I guess that's the thing I'm pondering this week—legacy. For every tweet, blog post, or article celebrating life-changing music Albini helped bring to existence, there were just as many pointing to what a fucking cool guy he was. I don't say cool in that gate-keeping, holier-than-thou way. People poured forth with anecdotes about meeting him at gas stations; getting polite emails back for impossible, hail-mary requests; about thoughtful Reddit responses to AMA sessions. They shared their favourite clips of Albini in no-bullshit talks with Nardwar and Anthony Bourdain, speaking firmly about artistry and capitalism and just about every other thing. He was, as they say, a real one.
Legacy is something a lot of artists grapple with—how can we create a body of work that stands the test of time? That impacts others? I don't get the impression that Albini was all that hung up on it, and I think that his legacy is stronger for it. He focused on making good shit with people he admired and staying true to his principles while he did it. In the end, that's all we have control over. Awards, accolades, validation—we don't have control over that, and none of it really matters.

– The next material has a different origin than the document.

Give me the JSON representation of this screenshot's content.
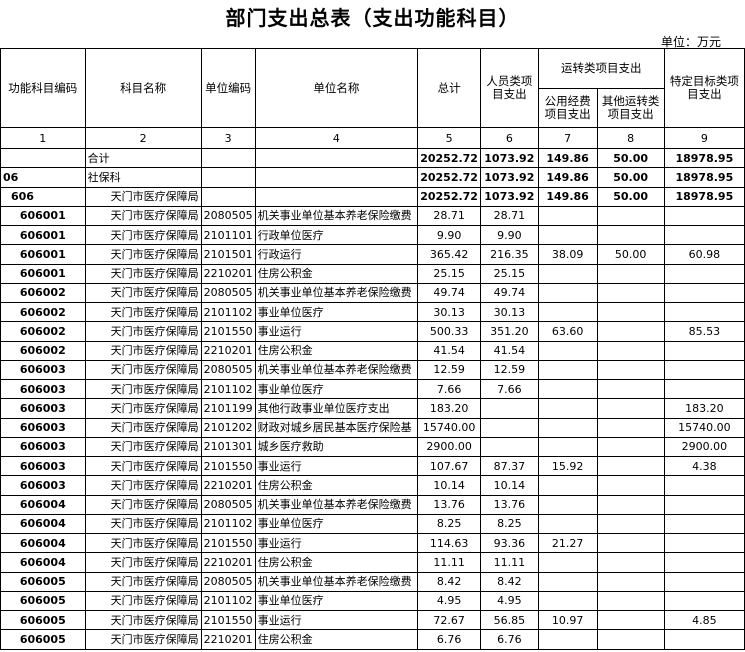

We like to think writing is solitary, but it isn't; so many beta readers and friends and fans and, if we're lucky, agents and editors and promo teams and all kinds of others touch our work and guide it to the world. Keep making good shit with people you admire. Stay true to yourself while you do it. Steve taught us that's all that counts, in the end.
Note for anyone waiting on me to read subs: I'm behind, my apologies! I'm moving cities in early June and it's taking up a lot of my bandwidth. I'll be getting to your stuff, I promise. I can't wait.
Rounding up this week's mixtape:
"Spaceship" will make your eyes water by proxy as Julián Martinez chops onions and contemplates Kanye at a college job he hates. Julián's another repeat offender here at Major 7th and I'm happy to have him back. He's been on an absolute heater this year, watch his work carefully.
Get your hands dirty in "For No One", Robbie Herbst's foray into a good turn while gardening for a neighbour. Cottage core insanity summer, here we come.
Romy Ewing's "Kids" keeps a light touch in two stanzas. I'm not sure if we're fighting the fainting sensation, or giving in to it, but I like it that much better for not knowing.
"Rainbow Meat" makes voyeurs of us for a backseat make-out sesh-turned-body swap, all tangled limbs and tongues. Thanks Caleb Bethea for a being another M7 alum returned to our pages (and thanks Caleb for running the band t-shirt subcall while I move! Today's your last day to submit!)
I can't tell you how many "the day Kurt died" submissions I've gotten but I can tell you that Lori Barrett's "Lithium" stands out; it'll probably be the only one I ever take memorializing the day, because it nails how Cobain's death at once pierced and strengthened Gen X disaffect in one single instant.
In an odd twist of coincidence, we're bidding Steve Albini goodbye with "Farewell Transmission", a Sean Meggeson poem named for the Albini-produced track which drops us at the doorstep of an underworld and dares us to take a step forward.
Thanks for making and sending your good shit, always.